L’Union européenne l’a d’ailleurs rappelé à la France en novembre dernier dans son « arrêt Kanavape » en jugeant de fait que l’interdiction du cannabidiol sur le sol français était illégale. La France avait alors été instamment priée d’ajuster sa réglementation, l’une des plus répressives d’Europe. Il aura fallu une mission parlementaire sur le cannabis et six mois d’entretiens avec divers ministères et acteurs du secteur pour réécrire le texte du nouveau décret.

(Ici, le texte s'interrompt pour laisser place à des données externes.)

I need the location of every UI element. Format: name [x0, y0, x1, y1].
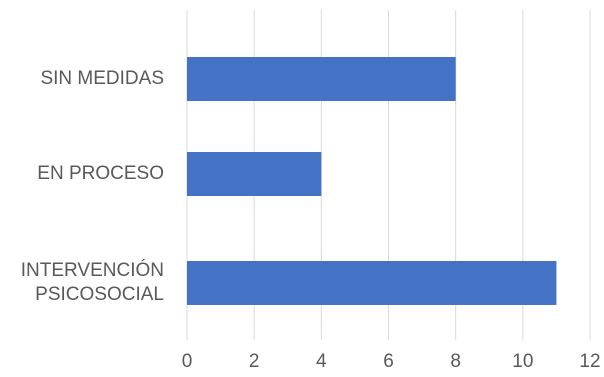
category-label: PSICOSOCIAL	[35, 284, 164, 305]
category-labels: SIN MEDIDAS EN PROCESO INTERVENCIÓN PSICOSO…	[21, 68, 164, 305]
bar-intervenci-n-psicosocial	[187, 261, 557, 305]
x-tick-label: 6	[383, 351, 394, 372]
x-tick-label: 2	[249, 351, 260, 372]
bars	[187, 57, 557, 305]
x-tick-label: 0	[182, 351, 193, 372]
x-tick-label: 10	[512, 351, 533, 372]
bar-sin-medidas	[187, 57, 456, 101]
category-label: EN PROCESO	[37, 163, 164, 184]
x-axis-tick-labels: 0 2 4 6 8 10 12	[182, 351, 601, 372]
bar-en-proceso	[187, 152, 322, 196]
x-tick-label: 4	[316, 351, 327, 372]
category-label: SIN MEDIDAS	[40, 68, 164, 89]
category-label: INTERVENCIÓN	[21, 259, 164, 281]
x-tick-label: 12	[579, 351, 600, 372]
x-tick-label: 8	[450, 351, 461, 372]
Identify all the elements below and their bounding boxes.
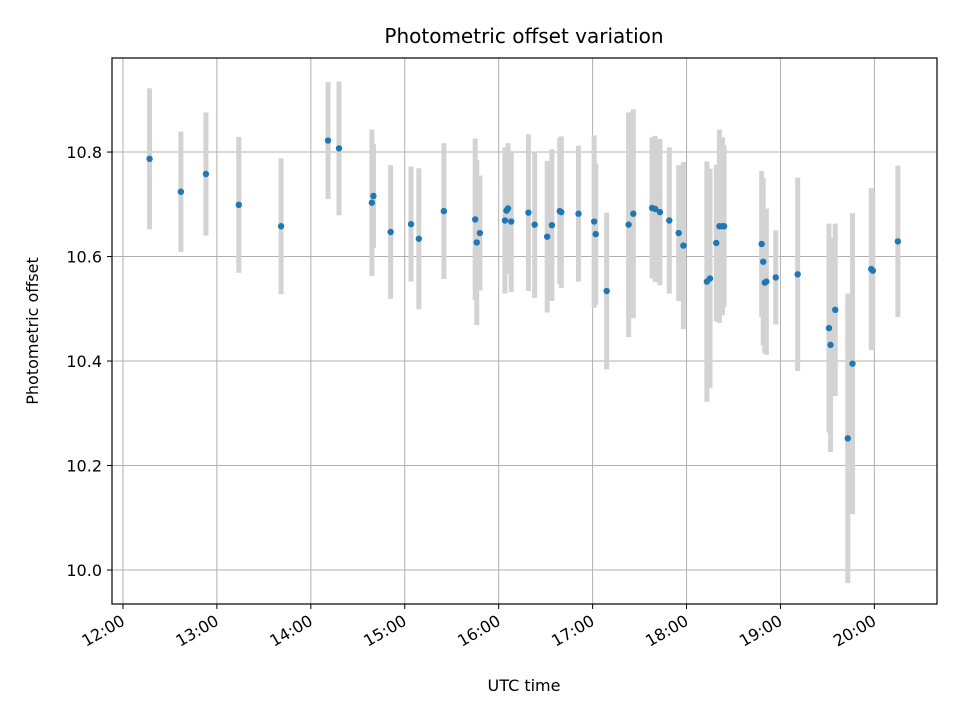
data-point	[625, 221, 632, 228]
plot-frame	[111, 57, 938, 605]
data-point	[869, 267, 877, 274]
data-point	[603, 287, 610, 295]
data-point	[525, 209, 532, 216]
data-point	[548, 221, 556, 229]
data-point	[407, 220, 415, 228]
data-point	[772, 274, 779, 281]
data-point	[504, 205, 512, 212]
data-point	[590, 218, 598, 225]
data-point	[760, 258, 767, 265]
data-point	[368, 199, 376, 206]
chart-title: Photometric offset variation	[384, 24, 663, 48]
data-point	[894, 238, 902, 245]
data-point	[177, 188, 185, 195]
data-point	[794, 271, 801, 278]
data-point	[277, 223, 285, 230]
y-tick-label: 10.2	[66, 457, 102, 476]
data-point	[235, 201, 243, 209]
data-point	[832, 306, 839, 314]
data-point	[849, 360, 856, 367]
data-point	[202, 170, 210, 178]
y-tick-label: 10.0	[66, 561, 102, 580]
data-point	[471, 216, 479, 223]
data-point	[844, 435, 851, 442]
y-tick-label: 10.8	[66, 143, 102, 162]
data-point	[387, 228, 394, 236]
data-point	[758, 240, 765, 248]
data-point	[825, 324, 833, 332]
data-point	[473, 239, 480, 246]
data-point	[146, 155, 153, 163]
data-point	[335, 145, 343, 152]
y-tick-label: 10.6	[66, 248, 102, 267]
x-axis-label: UTC time	[488, 676, 561, 695]
data-point	[507, 218, 515, 225]
data-point	[370, 192, 377, 200]
data-point	[501, 217, 509, 224]
data-point	[713, 239, 720, 247]
data-point	[476, 229, 484, 237]
data-point	[706, 275, 714, 282]
data-point	[324, 137, 332, 144]
y-axis-label: Photometric offset	[23, 257, 42, 405]
data-point	[558, 208, 565, 216]
data-points	[146, 137, 902, 442]
data-point	[440, 207, 448, 215]
data-point	[415, 235, 423, 242]
data-point	[656, 208, 664, 216]
data-point	[575, 210, 582, 217]
data-point	[531, 221, 538, 228]
data-point	[763, 278, 770, 285]
data-point	[543, 233, 551, 240]
data-point	[827, 341, 834, 349]
data-point	[680, 242, 687, 249]
data-point	[675, 229, 682, 237]
data-point	[666, 217, 673, 224]
data-point	[630, 210, 637, 217]
data-point	[592, 230, 599, 238]
y-tick-label: 10.4	[66, 352, 102, 371]
data-point	[720, 223, 728, 230]
data-point	[652, 205, 659, 213]
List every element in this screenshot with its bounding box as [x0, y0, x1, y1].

Celui-ci prévoit, selon l’AFP qui citait les services du Premier ministre le 25 mai dernier, que « l'autorisation de culture, d'importation, d'exportation et d'utilisation industrielles et commerciales du chanvre » soit « étendue à toutes les parties de la plante », sous réserve que sa teneur en THC – la molécule psychotrope du cannabis –, ainsi que celle des produits finis, soit inférieure à 0,2 %.
Jusque-là, le texte fait l’unanimité, mais la limitation suivante jette la discorde : « la mise sur le marché de sommités florales ou de feuilles brutes à fumer ou en tisane est interdite, tout comme les produits incorporant du chanvre brut ». Une restriction aux conséquences différentes selon les acteurs et les secteurs : soignants, thérapeutes et patients, ou acteurs économiques et politiques.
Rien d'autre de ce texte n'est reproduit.